Les avantages d’une telle évaluation sont de plusieurs ordres :
- Elle évite les biais car elle permet d’obtenir des résultats provenant de sources diverses et variées. En effet, grâce à la multiplicité des répondants, cette méthode permet de s’assurer que les résultats sont objectifs, complets et fiables. Plus il y a de réponses diverses, plus l’on se rapproche de l’objectivité….
- Elle permet de produire un plan d’action personnalisé pour chaque personne évaluée, en dégageant des pistes de progression adaptées.
- Elle permet à l’évalué de connaître la perception qu’ont ses collaborateurs de son travail, de savoir quelles compétences il maîtrise et quelles sont celles à améliorer.
Il a ainsi un avis empirique qui lui permet de mieux appréhender son cadre de travail.
- Elle permet de recueillir de nombreuses informations en matière de management, de communication, d’aptitude relationnelle…
Cette évaluation encourage la communication horizontale
L’évaluation à 360 degré est une pratique très développée dans les entreprises des pays d’Europe du Nord car la culture managériale de ces pays est intrinsèquement plus participative que dans d’autres pays.
En effet, on observe que l’inconvénient majeur réside dans la difficulté d’implémenter
Cette méthode dans les entreprises qui ont des cultures hiérarchiques très fortes.
Dans ce type de culture, l’autorité prône et chaque salarié à un rôle à jouer, certains étant décisionnaires, d’autres étant exécutants. Il serait donc bien difficile de mettre en place ce type d’évaluation à 360 degré, qui requiert une certaine vision managériale et une ouverture d’esprit basé sur une remise en question de son travail par ses collègues et ses N-1 notamment.
De ce fait, on constate que la question est étroitement liée au style de management et de culture d’entreprise présentes dans les organisations voire dans l’écosystème professionnel.
Par ailleurs, il peut être difficile d’analyser des résultats provenant de sources diverses, d’où la nécessité de recourir à des logiciels spécifiques pour le traitement des données.
Il requiert plus de planification et d’organisation que les autres types d’évaluation car s’il n’est pas fait correctement, il peut engendrer des tensions entre collaborateurs.
La confidentialité demeure un aspect important dans cette méthode.
Toutefois, certaines entreprises peuvent opter pour une évaluation à 180 degré qui consiste à évaluer l’impact managérial des responsables d’équipe, par les équipes elle-même.
Il permet donc au manager de recevoir un feedback sur son management.

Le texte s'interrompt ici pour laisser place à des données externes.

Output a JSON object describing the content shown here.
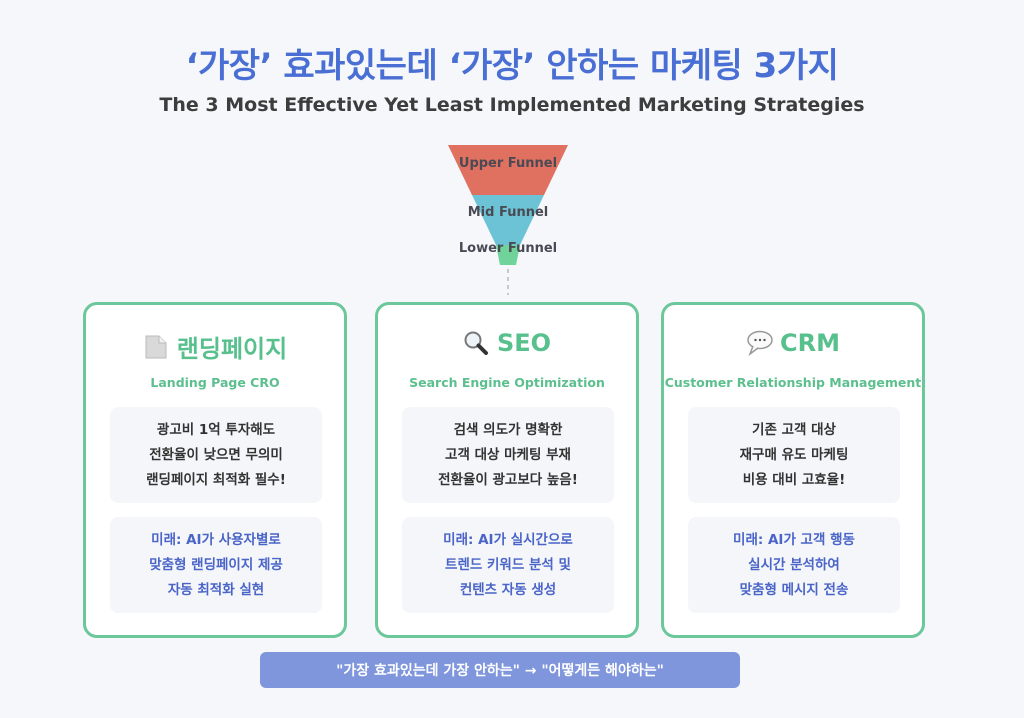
{
  "header": {
    "title": "‘가장’ 효과있는데 ‘가장’ 안하는 마케팅 3가지",
    "subtitle": "The 3 Most Effective Yet Least Implemented Marketing Strategies"
  },
  "funnel": {
    "stages": [
      {
        "label": "Upper Funnel",
        "color": "#e0705f"
      },
      {
        "label": "Mid Funnel",
        "color": "#6cc3d5"
      },
      {
        "label": "Lower Funnel",
        "color": "#6fd39a"
      }
    ]
  },
  "cards": [
    {
      "icon": "page-icon",
      "title": "랜딩페이지",
      "subtitle": "Landing Page CRO",
      "problem": [
        "광고비 1억 투자해도",
        "전환율이 낮으면 무의미",
        "랜딩페이지 최적화 필수!"
      ],
      "future": [
        "미래: AI가 사용자별로",
        "맞춤형 랜딩페이지 제공",
        "자동 최적화 실현"
      ]
    },
    {
      "icon": "magnifier-icon",
      "title": "SEO",
      "subtitle": "Search Engine Optimization",
      "problem": [
        "검색 의도가 명확한",
        "고객 대상 마케팅 부재",
        "전환율이 광고보다 높음!"
      ],
      "future": [
        "미래: AI가 실시간으로",
        "트렌드 키워드 분석 및",
        "컨텐츠 자동 생성"
      ]
    },
    {
      "icon": "speech-bubble-icon",
      "title": "CRM",
      "subtitle": "Customer Relationship Management",
      "problem": [
        "기존 고객 대상",
        "재구매 유도 마케팅",
        "비용 대비 고효율!"
      ],
      "future": [
        "미래: AI가 고객 행동",
        "실시간 분석하여",
        "맞춤형 메시지 전송"
      ]
    }
  ],
  "footer": {
    "text": "\"가장 효과있는데 가장 안하는\" → \"어떻게든 해야하는\""
  },
  "colors": {
    "title": "#4a6fd4",
    "accent_green": "#58c08c",
    "future_text": "#4a64c8",
    "footer_bg": "#7f96dc"
  }
}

Les N+1, les collègues, les interlocuteurs extérieurs ne sont pas concernés par ce type d’évaluation qui peut apparaitre comme un bon compromis entre l’évaluation classique et celle à 360 degré.
Qu’en est t il en Côte d’Ivoire ?
Ce type d’évaluation n’est pas très répandue dans notre pays notamment du fait que la culture managériale la plus appliquée reste la culture hiérarchique. L’intérêt et l’objectif n’est pas suffisamment bien perçu par les dirigeants qui craignent certainement les tensions que cela peut engendrer.
Néanmoins, il serait intéressant que plus d’entreprises intègre cette méthode car elle garante d’une volonté de performance professionnelle.
Instaurer l’évaluation à 360 degré doit être vu comme un outil de développement des compétences managériales et un cadre de référence concret pour une meilleure connaissance de soi.
Ainsi, l’évaluation à 360 degré peut avoir un bel avenir si seulement les prérequis, à savoir principalement une culture d’entreprise plus participative et une organisation rigoureuse, sont mis en place.